During the communist years, the scrolls were brought to Moscow from synagogues across the Soviet Union that were closed down.

Until now, the Jewish communities in Russia and other countries in the former Soviet Union saw only the beginning of the return of confiscated property, such as synagogues. Tuesday's ceremony for the first time saw the return also of property from within those synagogues.

"It's an important step," said Rabbi Ya'acov Bleich, chief rabbi of Kiev and Ukraine, "because their archives and their libraries and museums are full of religious artifacts that were confiscated. These things really should be returned, so it's a good beginning." Bleich said the timing now is one of "natural evolution."

The ceremony took place at the opening of the fourth meeting of the Congress of Jewish Religious Communities.

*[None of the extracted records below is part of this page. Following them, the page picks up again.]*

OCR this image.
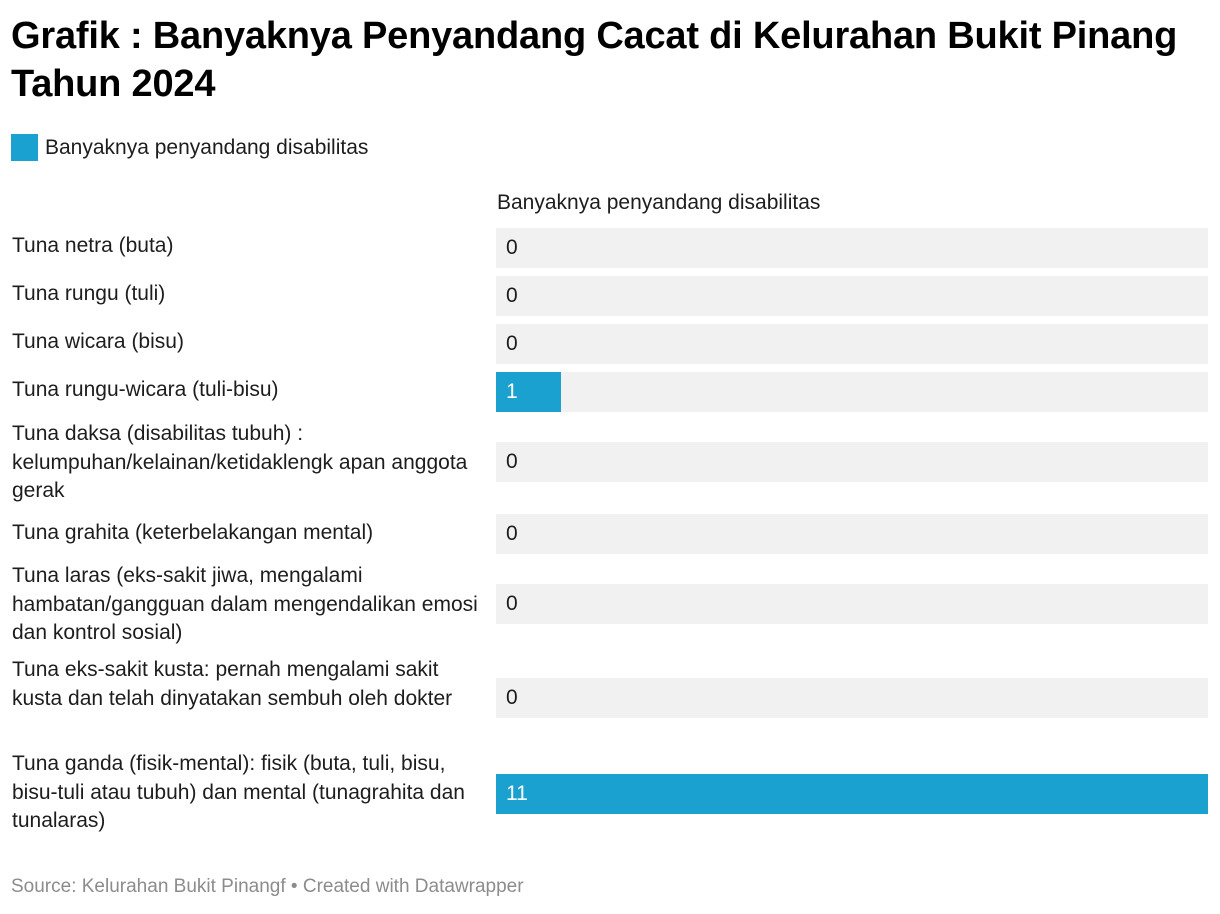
Grafik : Banyaknya Penyandang Cacat di Kelurahan Bukit Pinang Tahun 2024
Banyaknya penyandang disabilitas
Banyaknya penyandang disabilitas
Tuna netra (buta)	0
Tuna rungu (tuli)	0
Tuna wicara (bisu)	0
Tuna rungu-wicara (tuli-bisu)	1
Tuna daksa (disabilitas tubuh) : kelumpuhan/kelainan/ketidaklengk apan anggota gerak
0
Tuna grahita (keterbelakangan mental)	0
Tuna laras (eks-sakit jiwa, mengalami hambatan/gangguan dalam mengendalikan emosi dan kontrol sosial)
0
Tuna eks-sakit kusta: pernah mengalami sakit kusta dan telah dinyatakan sembuh oleh dokter	0
Tuna ganda (fisik-mental): fisik (buta, tuli, bisu, bisu-tuli atau tubuh) dan mental (tunagrahita dan tunalaras)
11
Source: Kelurahan Bukit Pinangf • Created with Datawrapper
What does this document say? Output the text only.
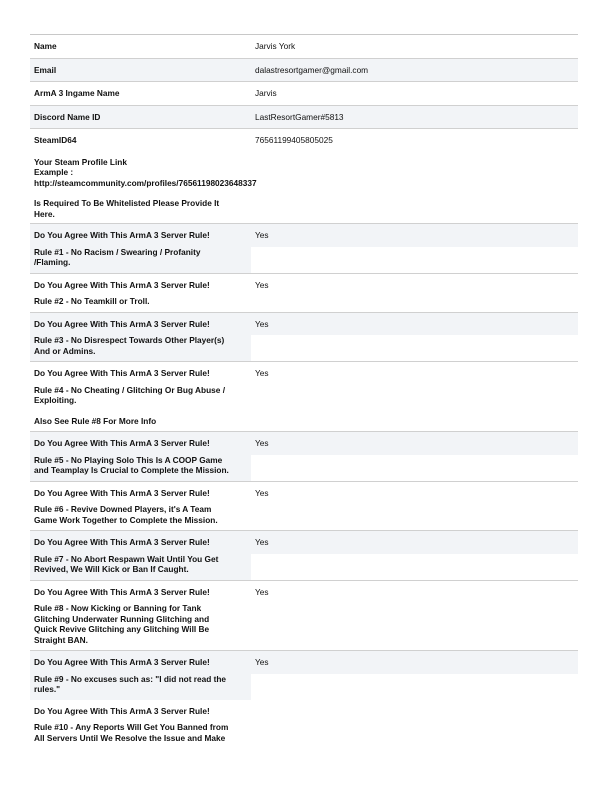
Name	Jarvis York
Email	dalastresortgamer@gmail.com
ArmA 3 Ingame Name	Jarvis
Discord Name ID	LastResortGamer#5813
SteamID64	76561199405805025

Your Steam Profile Link
Example :
http://steamcommunity.com/profiles/76561198023648337
Is Required To Be Whitelisted Please Provide It
Here.	

Do You Agree With This ArmA 3 Server Rule!	Yes

Rule #1 - No Racism / Swearing / Profanity
/Flaming.	

Do You Agree With This ArmA 3 Server Rule!	Yes

Rule #2 - No Teamkill or Troll.	

Do You Agree With This ArmA 3 Server Rule!	Yes

Rule #3 - No Disrespect Towards Other Player(s)
And or Admins.	

Do You Agree With This ArmA 3 Server Rule!	Yes

Rule #4 - No Cheating / Glitching Or Bug Abuse /
Exploiting.
Also See Rule #8 For More Info	

Do You Agree With This ArmA 3 Server Rule!	Yes

Rule #5 - No Playing Solo This Is A COOP Game
and Teamplay Is Crucial to Complete the Mission.	

Do You Agree With This ArmA 3 Server Rule!	Yes

Rule #6 - Revive Downed Players, it's A Team
Game Work Together to Complete the Mission.	

Do You Agree With This ArmA 3 Server Rule!	Yes

Rule #7 - No Abort Respawn Wait Until You Get
Revived, We Will Kick or Ban If Caught.	

Do You Agree With This ArmA 3 Server Rule!	Yes

Rule #8 - Now Kicking or Banning for Tank
Glitching Underwater Running Glitching and
Quick Revive Glitching any Glitching Will Be
Straight BAN.	

Do You Agree With This ArmA 3 Server Rule!	Yes

Rule #9 - No excuses such as: "I did not read the
rules."	

Do You Agree With This ArmA 3 Server Rule!	

Rule #10 - Any Reports Will Get You Banned from
All Servers Until We Resolve the Issue and Make	
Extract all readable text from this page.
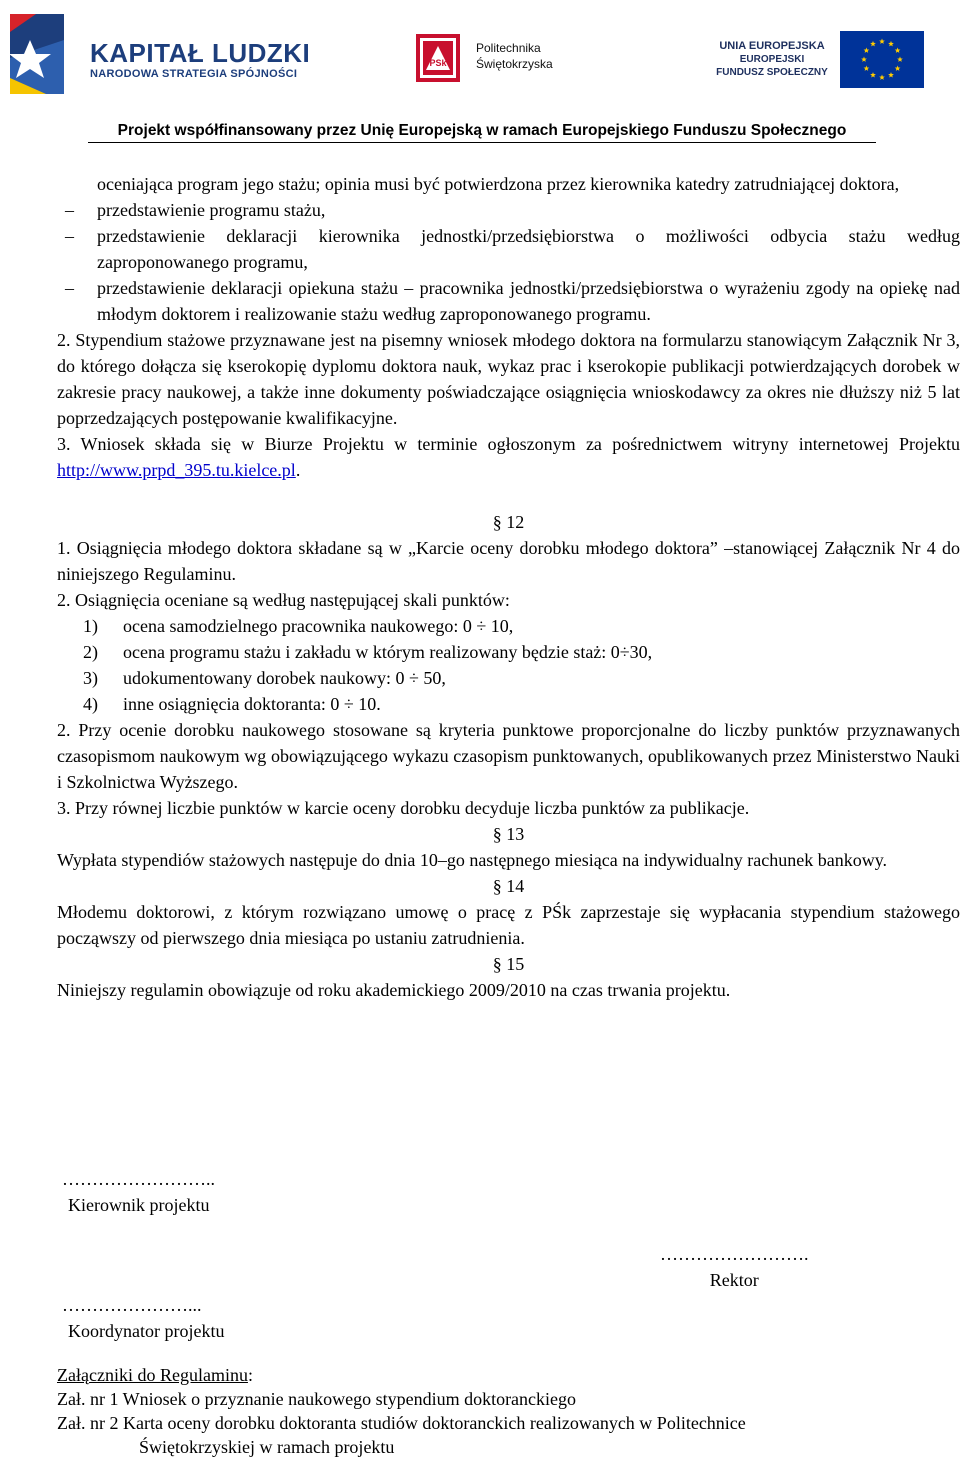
KAPITAŁ LUDZKI
NARODOWA STRATEGIA SPÓJNOŚCI
PSk
Politechnika
Świętokrzyska
UNIA EUROPEJSKA
EUROPEJSKI
FUNDUSZ SPOŁECZNY
Projekt współfinansowany przez Unię Europejską w ramach Europejskiego Funduszu Społecznego
oceniająca program jego stażu; opinia musi być potwierdzona przez kierownika katedry zatrudniającej doktora,
– przedstawienie programu stażu,
– przedstawienie deklaracji kierownika jednostki/przedsiębiorstwa o możliwości odbycia stażu według zaproponowanego programu,
– przedstawienie deklaracji opiekuna stażu – pracownika jednostki/przedsiębiorstwa o wyrażeniu zgody na opiekę nad młodym doktorem i realizowanie stażu według zaproponowanego programu.
2. Stypendium stażowe przyznawane jest na pisemny wniosek młodego doktora na formularzu stanowiącym Załącznik Nr 3, do którego dołącza się kserokopię dyplomu doktora nauk, wykaz prac i kserokopie publikacji potwierdzających dorobek w zakresie pracy naukowej, a także inne dokumenty poświadczające osiągnięcia wnioskodawcy za okres nie dłuższy niż 5 lat poprzedzających postępowanie kwalifikacyjne.
3. Wniosek składa się w Biurze Projektu w terminie ogłoszonym za pośrednictwem witryny internetowej Projektu http://www.prpd_395.tu.kielce.pl.
§ 12
1. Osiągnięcia młodego doktora składane są w „Karcie oceny dorobku młodego doktora” –stanowiącej Załącznik Nr 4 do niniejszego Regulaminu.
2. Osiągnięcia oceniane są według następującej skali punktów:
1) ocena samodzielnego pracownika naukowego: 0 ÷ 10,
2) ocena programu stażu i zakładu w którym realizowany będzie staż: 0÷30,
3) udokumentowany dorobek naukowy: 0 ÷ 50,
4) inne osiągnięcia doktoranta: 0 ÷ 10.
2. Przy ocenie dorobku naukowego stosowane są kryteria punktowe proporcjonalne do liczby punktów przyznawanych czasopismom naukowym wg obowiązującego wykazu czasopism punktowanych, opublikowanych przez Ministerstwo Nauki i Szkolnictwa Wyższego.
3. Przy równej liczbie punktów w karcie oceny dorobku decyduje liczba punktów za publikacje.
§ 13
Wypłata stypendiów stażowych następuje do dnia 10–go następnego miesiąca na indywidualny rachunek bankowy.
§ 14
Młodemu doktorowi, z którym rozwiązano umowę o pracę z PŚk zaprzestaje się wypłacania stypendium stażowego począwszy od pierwszego dnia miesiąca po ustaniu zatrudnienia.
§ 15
Niniejszy regulamin obowiązuje od roku akademickiego 2009/2010 na czas trwania projektu.
……………………..
Kierownik projektu
…………………….
Rektor
…………………...
Koordynator projektu
Załączniki do Regulaminu:
Zał. nr 1 Wniosek o przyznanie naukowego stypendium doktoranckiego
Zał. nr 2 Karta oceny dorobku doktoranta studiów doktoranckich realizowanych w Politechnice
Świętokrzyskiej w ramach projektu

Political figures attending included Moscow Mayor Yury Luzhkov, U.S. Ambassador to Russia James Collins and Vladimir Goussinsky, president of the Russian Jewish Congress.

Among the opening remarks were words of welcome from representatives of Prime Minister Ehud Barak and Russian President Boris Yeltsin.

In a related matter, the first Sephardi synagogue in Moscow was dedicated Monday by Israel's Sephardi Chief Rabbi Eliahu Bakshi-Doron in the courtyard of the Moscow Central Synagogue.

He said the establishment of a new synagogue is important for Jews from the Caucasus Mountains who have moved to Moscow.

"If they have no center, they will assimilate," Bakshi-Doron said. "This gives them a new life, more hope for the future — and not just for them but also for the Bukharan and Georgian Jews who have arrived here. It will be one big community and ensure that they will not cease to exist."